Lors du Web Summit 2022, le “Père de l’Internet” a partagé son rejet du Web3, affirmant que “le Web3 n’est pas du tout le Web”. D’autres grands acteurs dans le monde, comme le cofondateur de Twitter Jack Dorsey, rejoignent cette critique. Ce dernier ajoute même qu’en fin de compte, le Web3 s’avère être une “entité centralisée avec un label différent”.
Le Web3 : une simple mode ?
Au vu de l’ensemble de ces critiques, nous pouvons nous questionner quant à l’avenir du Web3. S’agit-il réellement de la révolution attendue par un Web 3.0 ? Même si de nombreux investissements ont déjà été effectués pour aider son développement, l’avenir du Web3 est très incertain.
Avec tous ces débats, nous pouvons surtout nous interroger sur le rôle joué par la blockchain dans ce projet. Permet-elle seulement d’instaurer un web décentralisé ? Ou s’agit-il d’un nouveau moyen de promouvoir la cryptomonnaie et les NFT ? Autant de la part des experts que du grand public, la méfiance est très grande à l’égard de ces technologies. Toutefois, rien n’empêche un avenir où navigateurs et applications tournent autour du système de blockchain. Un avenir où, finalement, le Web3 connaît un véritable essor… mais cela ne semble pas encore près d’arriver.

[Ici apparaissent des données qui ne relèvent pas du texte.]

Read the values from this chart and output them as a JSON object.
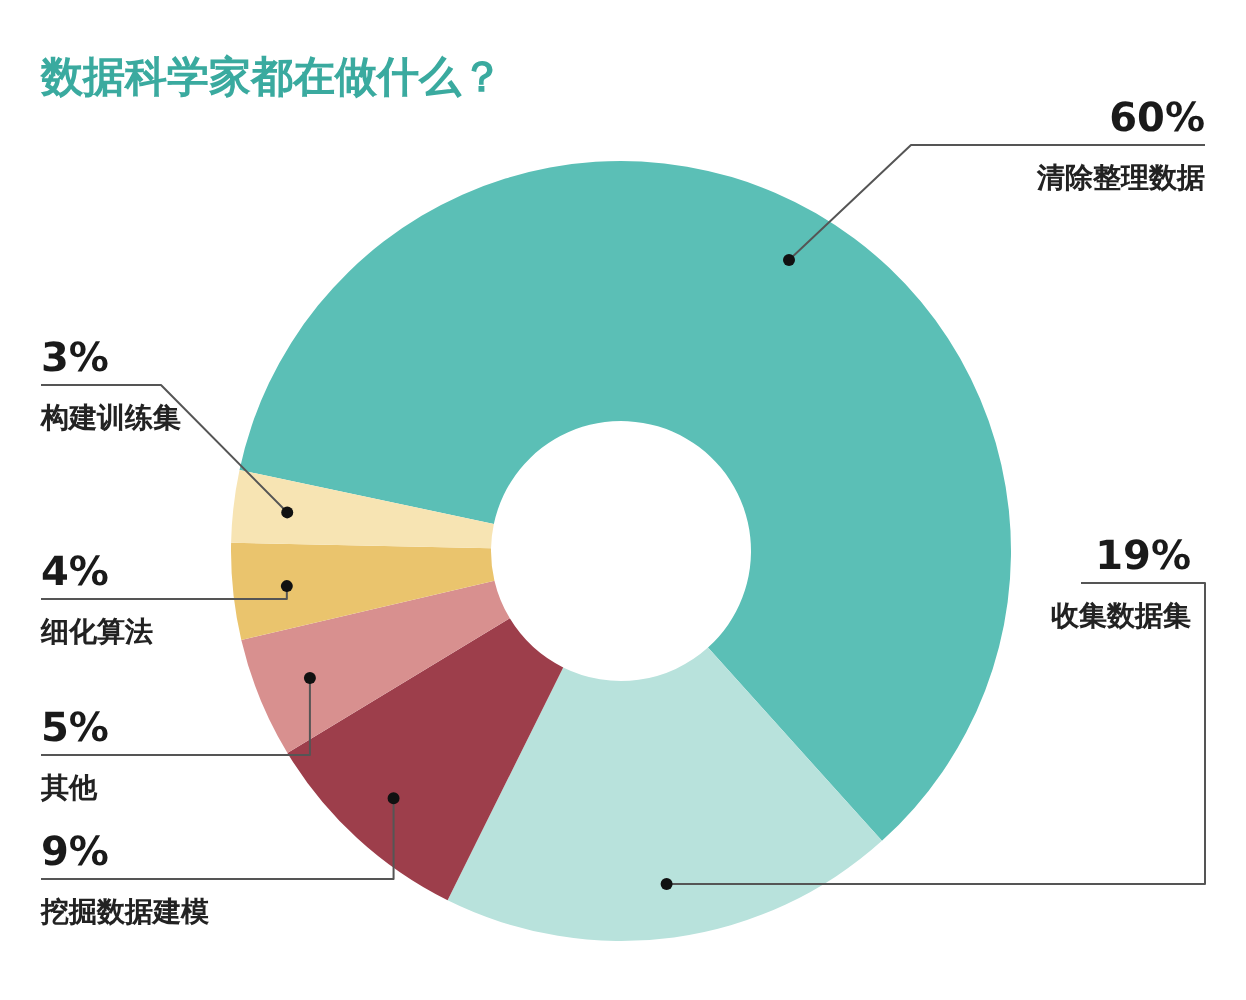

Qu’est-ce que le Web des données, l’autre Web 3.0 ?
Quand on parle de Web 3.0, mais surtout de Web sémantique, il n’est pas rare de croiser le concept de Web des données. S’il a été pensé comme partie intégrante du Web sémantique, le Web de données ne semble pas forcément lié au Web3. Ici, URI (Uniform Resource Identifier) et HTTP sont des standards au cœur de la sémantisation du Web. Alors, de quoi s’agit-il exactement ?
Le Web des données est une initiative directe du W3C (World Wide Web Consortium). Celle-ci souhaite employer les différentes technologies du Web sémantique, tel qu’il a été imaginé par Tim Berners-Lee, pour faciliter l’accès à des ensembles de données structurées. En clair, l’idée est de pouvoir directement retrouver les informations que l’on souhaite sans avoir à en recréer, et ainsi d’éviter leur duplication.
Cela passe par une utilisation de standards connus comme HTTP ou les URI. Plutôt que de servir de simples repères pour les utilisateurs, ils aident les machines et applications à retrouver l’information, à la comprendre puis à la réutiliser. En passant par des standards précis, tout le processus est en effet bien plus simple pour elles !
Des initiatives telles que DBpedia s’inscrivent dans cette démarche. Cette base de données vise à proposer des données structurées et normalisées directement issues de Wikipédia. Grâce à elle, l’information est donc plus accessible et réutilisable, ce qui s’inscrit dans l’idée de partage et d’ouverture du Web sémantique.
D’ailleurs, nous pouvons déjà en voir une utilisation concrète dès la page des résultats Google avec son Knowledge Graph. Avez-vous déjà remarqué que pour certaines de vos recherches sur ordinateur, une description apparaît sur le côté droit de la page ? Une grande partie des informations inscrites sont en réalité issues de projets comme DBpedia, avant d’être mises dans la forme souhaitée.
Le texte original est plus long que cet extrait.